中国、晩唐の詩人。散文にも秀でた。同族の先輩詩人である杜甫(とほ)(大杜(だいと))と区別して小杜(しょうと)とよばれる。字(あざな)は牧之(ぼくし)。樊川(はんせん)と号した。長安(陝西(せんせい)省西安)の出身。828年(太和2)の進士。若いころは遊興にふけった人のようで、ときとして退廃にまで傾いた近体の艶詩(えんし)でよく知られるが、その裏面には、祖父杜佑(とゆう)が宰相となったほどの名門に生を受けながら、崩壊寸前期の唐王朝に直面し、かつ眼病に悩む弟の医療費をかせぐために低い地方官暮らしを続けざるをえなかった詩人の苦渋がある。

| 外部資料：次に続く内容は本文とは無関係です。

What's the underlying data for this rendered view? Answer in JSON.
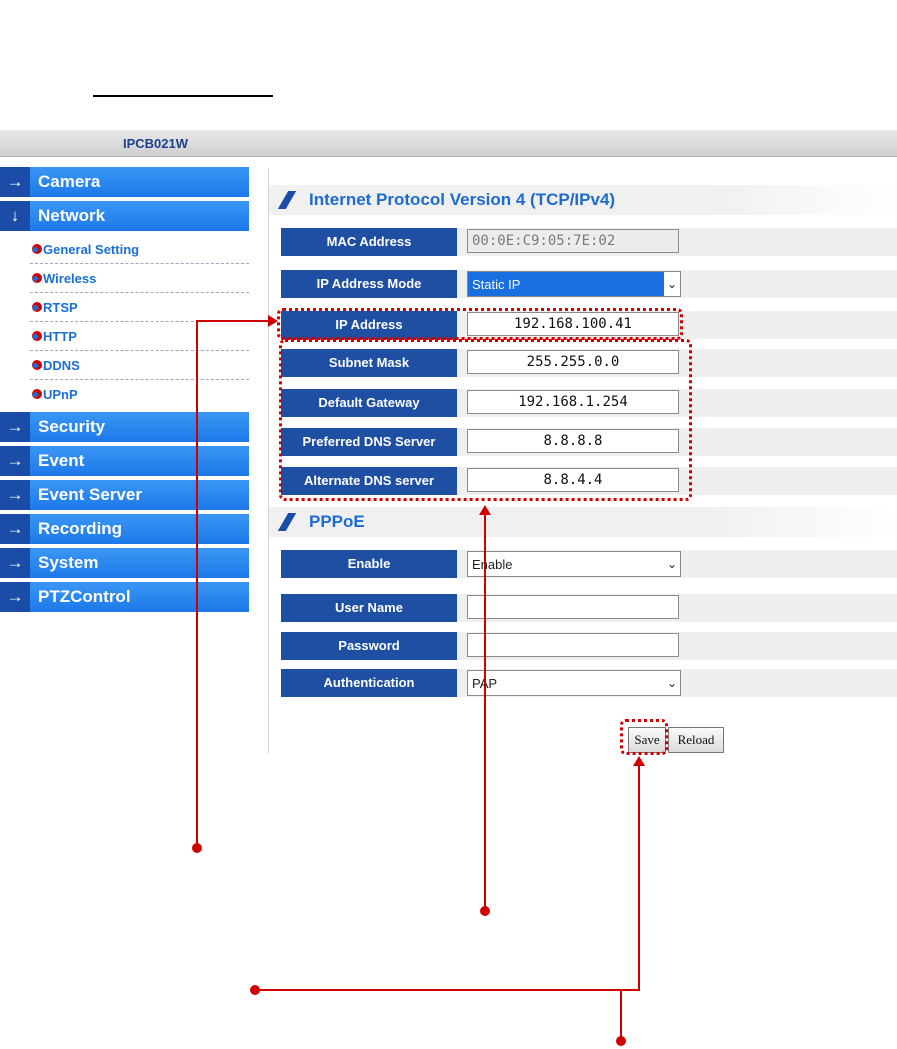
{
  "header": {
    "model": "IPCB021W"
  },
  "sidebar": {
    "menu": [
      {
        "label": "Camera",
        "arrow": "→"
      },
      {
        "label": "Network",
        "arrow": "↓"
      },
      {
        "label": "Security",
        "arrow": "→"
      },
      {
        "label": "Event",
        "arrow": "→"
      },
      {
        "label": "Event Server",
        "arrow": "→"
      },
      {
        "label": "Recording",
        "arrow": "→"
      },
      {
        "label": "System",
        "arrow": "→"
      },
      {
        "label": "PTZControl",
        "arrow": "→"
      }
    ],
    "network_sub": [
      "General Setting",
      "Wireless",
      "RTSP",
      "HTTP",
      "DDNS",
      "UPnP"
    ]
  },
  "ipv4": {
    "title": "Internet Protocol Version 4 (TCP/IPv4)",
    "mac_label": "MAC Address",
    "mac_value": "00:0E:C9:05:7E:02",
    "mode_label": "IP Address Mode",
    "mode_value": "Static IP",
    "ip_label": "IP Address",
    "ip_value": "192.168.100.41",
    "subnet_label": "Subnet Mask",
    "subnet_value": "255.255.0.0",
    "gateway_label": "Default Gateway",
    "gateway_value": "192.168.1.254",
    "dns1_label": "Preferred DNS Server",
    "dns1_value": "8.8.8.8",
    "dns2_label": "Alternate DNS server",
    "dns2_value": "8.8.4.4"
  },
  "pppoe": {
    "title": "PPPoE",
    "enable_label": "Enable",
    "enable_value": "Enable",
    "user_label": "User Name",
    "user_value": "",
    "pass_label": "Password",
    "pass_value": "",
    "auth_label": "Authentication",
    "auth_value": "PAP"
  },
  "buttons": {
    "save": "Save",
    "reload": "Reload"
  },
  "colors": {
    "accent": "#1f4fa3",
    "menu": "#2a86ef",
    "annotation": "#d10000"
  },
  "icons": {
    "menu_arrow": "arrow-right-icon",
    "select": "chevron-down-icon"
  }
}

「十年一たび覚(さ)む揚州の夢、贏(あま)し得たり青楼薄倖(はくこう)の名」など杜牧の詩が往々にしてシニカルな屈折と飛躍を示すのはそのためである。したがってその詩集には軽薄なものはごく少数しか残されておらず、「江南春」「泊秦淮(しんわい)」など清麗な絶句に特色がある。ほかに「阿房宮賦」「杜秋娘(しゅうじょう)詩」などが知られる。
 文学家としての杜牧の真面目(しんめんもく)は、兵法の書『孫子(そんし)』に注釈を施したり、また、その政治論文にうかがわれる、骨格の勁(つよ)い剛直さと気概とにある。中唐に端を発した古文運動の正当な継承者といえよう。『樊川文集』20巻、『樊川詩集』7巻がある。[野口一雄]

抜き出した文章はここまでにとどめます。